RewriteRule ^/original-request http://primary-backend/original-application [P,QSA]

I'm trying to achieve the same using Nginx, and my initial configuration was something like this (where "proxy_override" is the name of the cookie):

location /original-request {
    if ($cookie_proxy_override = "proxy-target-A") {
        rewrite . http://backend-a/some-application;
        break;
    }
    if ($cookie_proxy_override = "proxy-target-B") {
        rewrite . http://backend-b/another-application;
        break;
    }
    proxy_pass http://primary-backend/original-application;
}

But it didn't. I've tried to see if Nginx can read my cookie by writing the primary proxy to redirect to something based on ${cookie_proxy_override} and I can see that it reads the content fine, but the ifs seem to always fail.

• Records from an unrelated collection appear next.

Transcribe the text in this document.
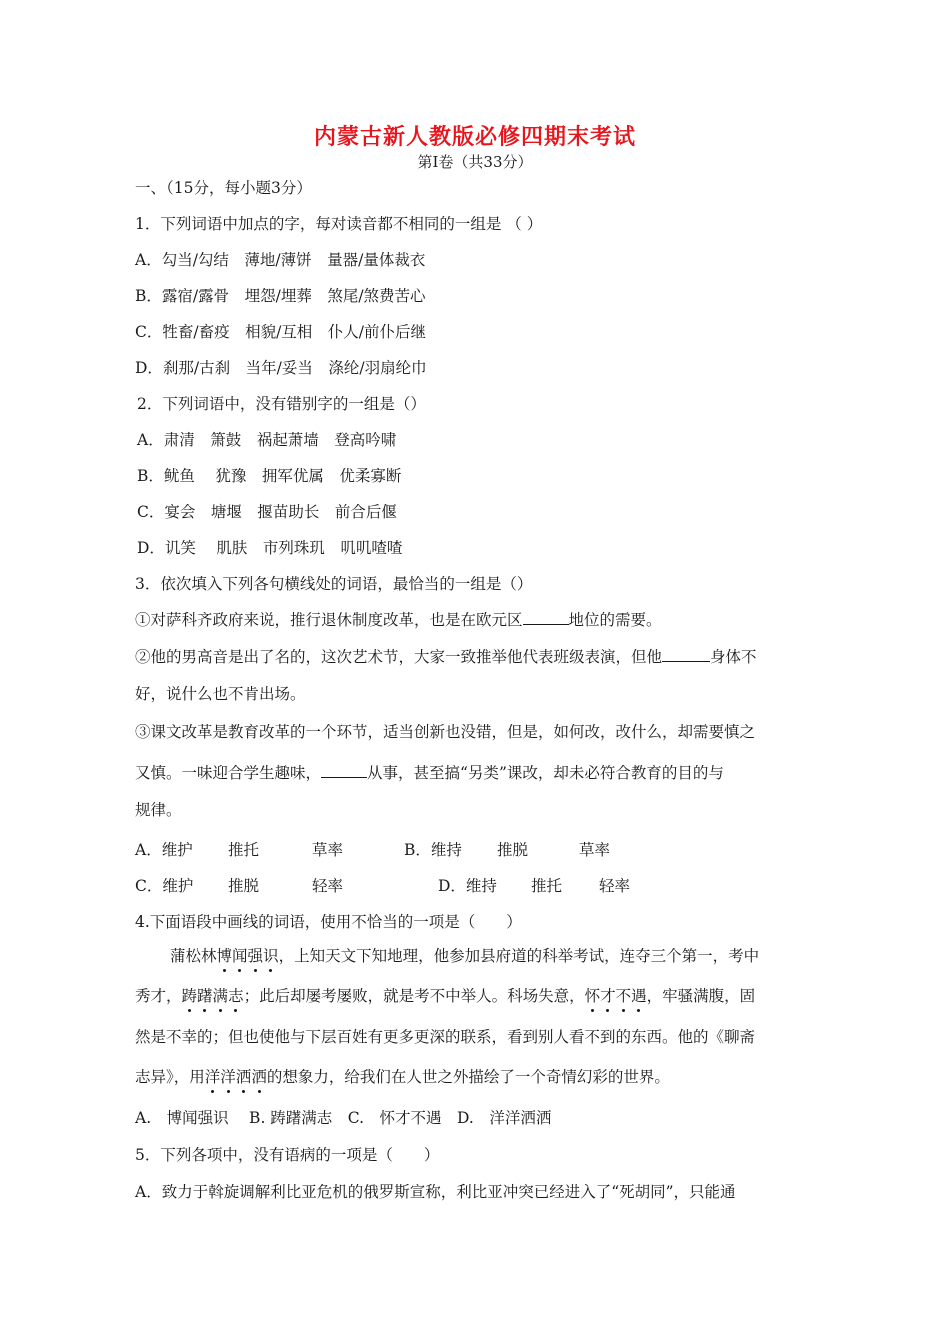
内蒙古新人教版必修四期末考试
第Ⅰ卷（共33分）
一、（15分，每小题3分）
1．下列词语中加点的字，每对读音都不相同的一组是 （ ）
A．勾当/勾结　薄地/薄饼　量器/量体裁衣
B．露宿/露骨　埋怨/埋葬　煞尾/煞费苦心
C．牲畜/畜疫　相貌/互相　仆人/前仆后继
D．刹那/古刹　当年/妥当　涤纶/羽扇纶巾
2．下列词语中，没有错别字的一组是（）
A．肃清　箫鼓　祸起萧墙　登高吟啸
B．鱿鱼　 犹豫　拥军优属　优柔寡断
C．宴会　塘堰　揠苗助长　前合后偃
D．讥笑　 肌肤　市列珠玑　叽叽喳喳
3．依次填入下列各句横线处的词语，最恰当的一组是（）
①对萨科齐政府来说，推行退休制度改革，也是在欧元区	地位的需要。
②他的男高音是出了名的，这次艺术节，大家一致推举他代表班级表演，但他	身体不
好，说什么也不肯出场。
③课文改革是教育改革的一个环节，适当创新也没错，但是，如何改，改什么，却需要慎之
又慎。一味迎合学生趣味，	从事，甚至搞“另类”课改，却未必符合教育的目的与
规律。
A．维护 推托	草率	B．维持 推脱	草率
C．维护 推脱	轻率	D．维持 推托 轻率
4.下面语段中画线的词语，使用不恰当的一项是（　　）
蒲松林博闻强识，上知天文下知地理，他参加县府道的科举考试，连夺三个第一，考中
秀才，踌躇满志；此后却屡考屡败，就是考不中举人。科场失意，怀才不遇，牢骚满腹，固
然是不幸的；但也使他与下层百姓有更多更深的联系，看到别人看不到的东西。他的《聊斋
志异》，用洋洋洒洒的想象力，给我们在人世之外描绘了一个奇情幻彩的世界。
A.　博闻强识　 B. 踌躇满志　C.　怀才不遇　D.　洋洋洒洒
5．下列各项中，没有语病的一项是（　　）
A．致力于斡旋调解利比亚危机的俄罗斯宣称，利比亚冲突已经进入了“死胡同”，只能通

My next try, according to Rikih's answer was this:

location /original-request {
    if ($http_cookie ~ "proxy-target-A") {
        rewrite . http://backend-a/some-application;
        break;
    }
    if ($http_cookie ~ "proxy-target-B") {
        rewrite . http://backend-b/another-application;
        break;
    }
    proxy_pass http://primary-backend/original-application;
}

And now I can see that the if block gets activated, but instead of proxying the request (like I thought it would do) it returns a 302 redirect to the URL specified – which is not what I'm trying to do: I need the server to transparently relay the request to the backends and pipe the response to the original client.

What am I doing wrong?

Best Answer

Similar to this answer. Nginx's idiomatic approach to this kind of problems is via map.

Basically, you define a map in http section

map $cookie_proxy_override $my_upstream {
  default default-server-or-upstream;
  ~^(?P<name>[\w-]+) $name;
}

Then you simply use $my_upstream in location section(s):

location /original-request {
  proxy_pass http://$my_upstream$uri;
}

Nginx evaluates map variables lazily, only once (per request) and when you are using them.